11. Keeping in view the said judgment, it is to be noticed that plaintiff No. 2 Sub-hash Chander is a tenant in the premises in dispute. He stopped paying rent which necessitated filing of ejectment petition. He alleged part payment of Rs. 19302/- towards sale consideration. The said payment is not proved. The substantial amount of the balance sale consideration i.e. Rs. 19302/- out of Rs. 35,000/-, is not proved to be paid. Thus, the plaintiffs were not wiling to perform their part of the contract. One cannot lose sight of the fact that it was the plaintiff who challenged the decree passed by the learned Courts below before this Court and sought stay of the execution of the decree.

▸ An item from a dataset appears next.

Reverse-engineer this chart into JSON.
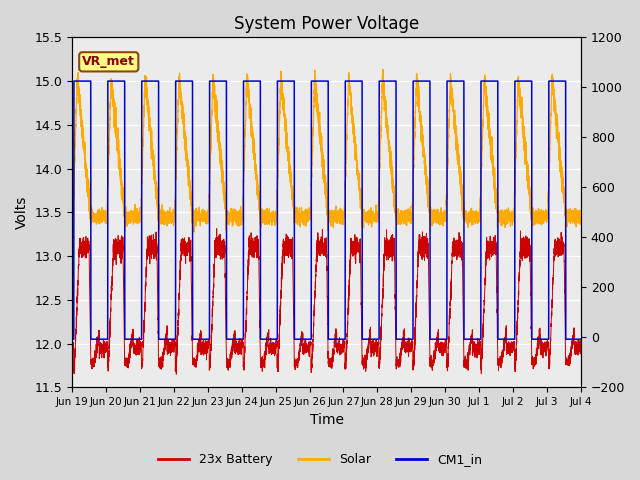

The necessary inference is that the plaintiffs were not even willing to pay the balance amount of Rs. 35,000/- even after the decree was passed by the Courts below. Thus, the finding recorded by the Courts below that the plaintiffs were ready and willing to perform their part of the contract is not sustainable in law and, therefore, set aside.
12. Consequently, the appeal filed by the defendant is accepted. The judgment and decree passed by the Courts below is set aside and the suit filed by the plaintiff is dismissed with no order as to costs.